Once upon a time I used to play Poker Dice. The yellowed set here is the one I used. We played it in university residence over a few beers back in another, more carefree, world. Today I have two new sets of BIG PICTURE dice to try out. My eldest granddaughter brought them to me from the UK in her recent visit home.

So - how can we use a set of dice? People with long memories may remember the book The Dice Man? Wikipedia reminds me it " is a 1971 novel by career English professor George Cockroft writing under the pen name, "Luke Rhinehart" which tells the story of a psychiatrist who makes daily decisions based on the casting of a dice. Cockcroft describes the origin of the title idea variously in interviews, once recalling a college "quirk" he and friends used to decide "what they were going to do that night" based on a die-roll, or sometimes to decide between mildly mischievous pranks."

The book - and a subsequent film - achieved cult status. Today the opening scene - as well as subsequent ones - would certainly see it doomed to approbation, obscurity and the cutting room floor.

I also remember exercises - both undergraduate and postgraduate - where we used random number generation to iterate through models - generally financial ones - to generate statistical distributions. A step up from throwing dice perhaps but still mirroring the uncertainties of the real world. These gave us some sense of the probabilistic range of profit outcomes in an uncertain setting.

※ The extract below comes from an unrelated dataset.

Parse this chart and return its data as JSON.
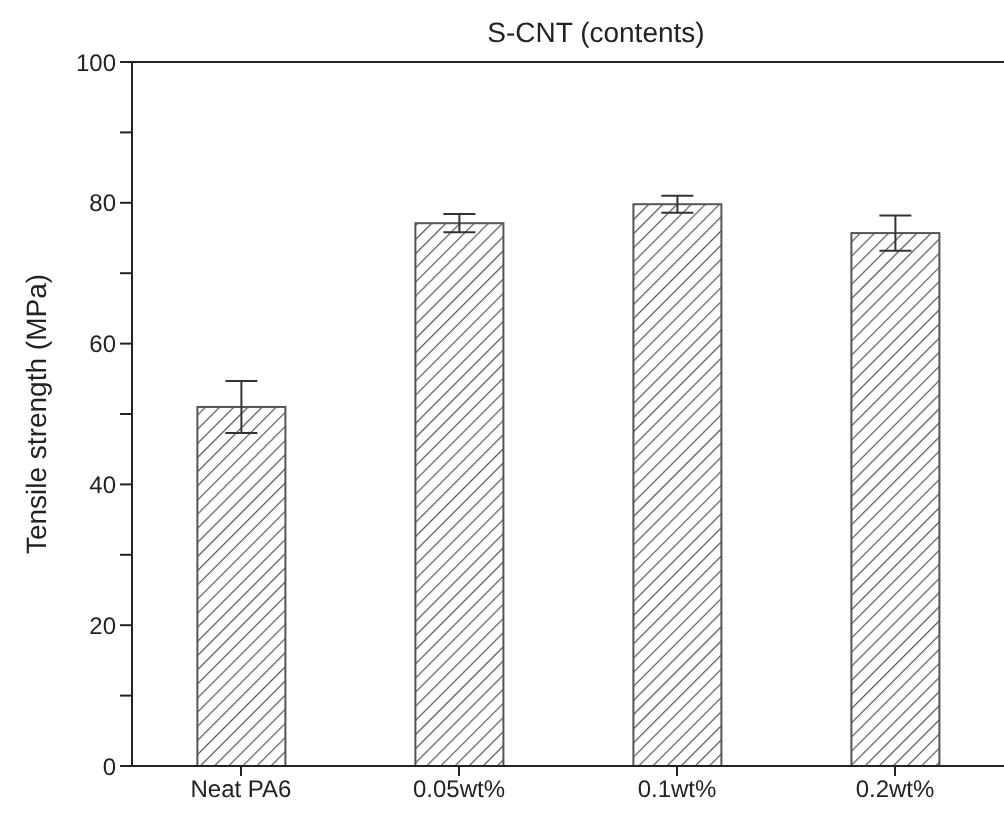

So, how would we use the new generation of dice today? The BIG PICTURE dice feature eight core symbols:









Choose a current challenge you and your team face. Set it out succinctly and reach agreement on it. With everyone in the room get a representative of each team (function, branch, region, etc) to throw the dice. If they come up with a dice featuring a role they ordinarily play get them to throw it again. Then work through the challenge with each team member filling an unfamiliar hat. make sure all eight hats have heads under them. Work through the challenge - ideally facilitated by a skilled facilitator.

This form of forced thinking outside the box achieves at least two things - it forces people to think as if they are in someone else's shoes (ancient native America saying "before you criticise a (wo)man walk in his/her moccasins for one week". Secondly it frees people up to apply thinking from a different domain.

In exercises like this that I have done with people from different divisions of a business a range of practical ideas that can be implemented immediately to save time and money have been identified. For example:

Instead of shutting conveyor belts down and going through lock-outs and sending people under them to clear trash out use high pressure hoses to clean under the belts while they are still running;

Instead of waiting for boilers to cool down before going in to check on the status of the lining use cold water hoses to cool them down rapidly and make access much quicker;

Instead of removing the housing of large filters to access them inside the housing so you can clean them rather wrap filter fabric around the entire housing several times. Then only clean the internal filters at shutdown. In between just replace the external filter fabric when it gets clogged up. Cheaper and much quicker.